Awalnya, ia mengklaim, sempat mempertanyakan mengapa Kopdes Merah Putih harus memiliki kendaraan. “Tetapi, setelah saya coba memahami, ternyata keinginan Bapak Presiden itu bagaimana bisa menghubungkan petani langsung dengan konsumen sehingga terjadi fair price,” kata Joao.
Ia menjelaskan, harga mobil pikap 4×4 di dalam negeri cukup mahal, bahkan harga di e-katalog bisa mencapai Rp 528 juta per unit. Toh, jika menggunakan mobil dengan spesifikasi 4×2, harganya juga masih terbilang tinggi dan tak sejalan dengan pendapatan petani yang terbatas.
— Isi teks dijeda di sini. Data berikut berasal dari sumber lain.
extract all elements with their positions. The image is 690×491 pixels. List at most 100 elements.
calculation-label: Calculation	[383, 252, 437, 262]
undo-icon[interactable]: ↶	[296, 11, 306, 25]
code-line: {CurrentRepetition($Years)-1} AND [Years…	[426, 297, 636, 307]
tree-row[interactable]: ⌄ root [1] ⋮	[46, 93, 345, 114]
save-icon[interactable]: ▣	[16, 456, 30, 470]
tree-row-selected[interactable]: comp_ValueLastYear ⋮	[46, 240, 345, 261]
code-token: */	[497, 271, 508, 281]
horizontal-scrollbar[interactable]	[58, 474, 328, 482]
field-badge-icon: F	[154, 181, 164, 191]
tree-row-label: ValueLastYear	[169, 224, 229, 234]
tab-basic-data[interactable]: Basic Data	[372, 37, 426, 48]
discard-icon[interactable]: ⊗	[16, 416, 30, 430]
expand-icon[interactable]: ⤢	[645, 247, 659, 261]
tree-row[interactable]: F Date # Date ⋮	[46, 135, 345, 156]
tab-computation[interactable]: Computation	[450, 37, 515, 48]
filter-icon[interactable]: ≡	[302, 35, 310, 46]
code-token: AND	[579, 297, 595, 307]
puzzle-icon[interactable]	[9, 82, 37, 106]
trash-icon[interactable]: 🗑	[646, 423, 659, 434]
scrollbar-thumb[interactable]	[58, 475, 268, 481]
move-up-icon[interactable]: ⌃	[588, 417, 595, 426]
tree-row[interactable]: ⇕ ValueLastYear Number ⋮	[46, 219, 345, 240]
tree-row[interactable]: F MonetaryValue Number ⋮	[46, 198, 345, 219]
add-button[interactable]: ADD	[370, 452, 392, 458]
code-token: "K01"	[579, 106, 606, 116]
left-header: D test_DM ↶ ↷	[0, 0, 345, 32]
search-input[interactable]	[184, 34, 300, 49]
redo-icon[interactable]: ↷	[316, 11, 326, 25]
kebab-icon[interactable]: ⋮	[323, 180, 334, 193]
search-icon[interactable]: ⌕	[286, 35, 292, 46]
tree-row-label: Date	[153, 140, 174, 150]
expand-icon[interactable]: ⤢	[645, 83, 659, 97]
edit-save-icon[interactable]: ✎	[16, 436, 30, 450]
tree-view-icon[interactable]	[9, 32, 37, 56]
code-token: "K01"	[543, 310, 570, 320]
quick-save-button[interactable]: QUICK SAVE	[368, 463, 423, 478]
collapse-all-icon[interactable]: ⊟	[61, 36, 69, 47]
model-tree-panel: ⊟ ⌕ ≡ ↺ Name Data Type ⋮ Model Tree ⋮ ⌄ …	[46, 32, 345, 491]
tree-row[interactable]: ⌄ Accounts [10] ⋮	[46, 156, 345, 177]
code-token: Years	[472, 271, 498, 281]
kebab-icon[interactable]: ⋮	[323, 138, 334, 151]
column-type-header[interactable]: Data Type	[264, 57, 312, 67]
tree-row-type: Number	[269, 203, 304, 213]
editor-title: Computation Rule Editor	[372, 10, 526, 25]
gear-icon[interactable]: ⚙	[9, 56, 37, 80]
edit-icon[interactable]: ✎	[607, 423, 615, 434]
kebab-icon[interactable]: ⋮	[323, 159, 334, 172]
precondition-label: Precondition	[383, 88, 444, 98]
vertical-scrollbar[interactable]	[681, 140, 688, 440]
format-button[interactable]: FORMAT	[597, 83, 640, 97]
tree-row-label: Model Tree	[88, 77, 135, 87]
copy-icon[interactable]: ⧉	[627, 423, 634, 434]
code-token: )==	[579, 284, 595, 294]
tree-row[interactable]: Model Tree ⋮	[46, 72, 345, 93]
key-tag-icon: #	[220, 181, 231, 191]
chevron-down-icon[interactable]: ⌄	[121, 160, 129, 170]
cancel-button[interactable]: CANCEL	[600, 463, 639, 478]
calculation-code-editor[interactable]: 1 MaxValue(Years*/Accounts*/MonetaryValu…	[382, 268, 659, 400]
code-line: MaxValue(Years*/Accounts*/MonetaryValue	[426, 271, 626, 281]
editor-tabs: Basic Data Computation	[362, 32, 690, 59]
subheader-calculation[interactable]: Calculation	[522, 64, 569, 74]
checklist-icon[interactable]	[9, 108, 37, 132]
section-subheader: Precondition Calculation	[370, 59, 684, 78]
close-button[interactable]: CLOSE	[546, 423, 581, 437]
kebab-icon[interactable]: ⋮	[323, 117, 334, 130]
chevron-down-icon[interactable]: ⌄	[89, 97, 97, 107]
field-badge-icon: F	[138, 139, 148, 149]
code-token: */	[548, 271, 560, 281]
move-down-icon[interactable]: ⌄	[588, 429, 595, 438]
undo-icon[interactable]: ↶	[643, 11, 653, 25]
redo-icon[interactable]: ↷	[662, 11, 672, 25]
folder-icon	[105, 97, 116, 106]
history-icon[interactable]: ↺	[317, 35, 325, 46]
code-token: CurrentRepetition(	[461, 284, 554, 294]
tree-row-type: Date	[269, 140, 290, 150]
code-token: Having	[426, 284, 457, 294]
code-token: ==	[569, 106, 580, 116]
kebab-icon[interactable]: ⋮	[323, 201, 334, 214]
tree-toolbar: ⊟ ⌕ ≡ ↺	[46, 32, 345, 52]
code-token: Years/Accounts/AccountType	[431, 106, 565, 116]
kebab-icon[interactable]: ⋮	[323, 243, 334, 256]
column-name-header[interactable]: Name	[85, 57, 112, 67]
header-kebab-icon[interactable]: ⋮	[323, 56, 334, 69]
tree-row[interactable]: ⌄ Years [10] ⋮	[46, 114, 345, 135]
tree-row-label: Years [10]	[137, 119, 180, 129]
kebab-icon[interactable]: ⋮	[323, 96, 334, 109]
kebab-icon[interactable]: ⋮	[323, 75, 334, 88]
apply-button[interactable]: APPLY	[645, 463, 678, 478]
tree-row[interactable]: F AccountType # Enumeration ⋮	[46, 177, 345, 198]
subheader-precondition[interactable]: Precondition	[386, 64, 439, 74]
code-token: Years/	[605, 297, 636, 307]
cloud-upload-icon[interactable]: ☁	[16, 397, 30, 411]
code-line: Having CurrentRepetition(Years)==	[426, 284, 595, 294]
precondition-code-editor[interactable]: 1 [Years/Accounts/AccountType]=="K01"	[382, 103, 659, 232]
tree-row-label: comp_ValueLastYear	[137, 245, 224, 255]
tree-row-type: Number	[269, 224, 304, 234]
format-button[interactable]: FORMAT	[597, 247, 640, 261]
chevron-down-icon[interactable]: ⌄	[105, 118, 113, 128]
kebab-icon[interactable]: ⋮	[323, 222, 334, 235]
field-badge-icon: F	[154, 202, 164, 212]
Dengan pertimbangan itu, kata dia, Agrinas memutuskan untuk mengimpor mobil pikap dari India. Faktor lainnya, Joao mengatakan, mobil yang diimpor memiliki daya muat yang lebih besar dengan kapasitas mencapai 1,2 ton.
Namun, mitra kerja Agrinas, yakni Komisi VI DPR menyoroti kebijakan impor mobil pikap asal India ini. Alasannya, kebijakan diambil tanpa adanya koordinasi dengan DPR.
“Agrinas tidak pernah menyebutkan jenis dan kualifikasi kendaraan Kopdes Merah Putih,” kata anggota Komisi VI DPR Herman Khaeron di Kompleks DPR, MPR, dan DPD, Kamis, 26 Februari 2026.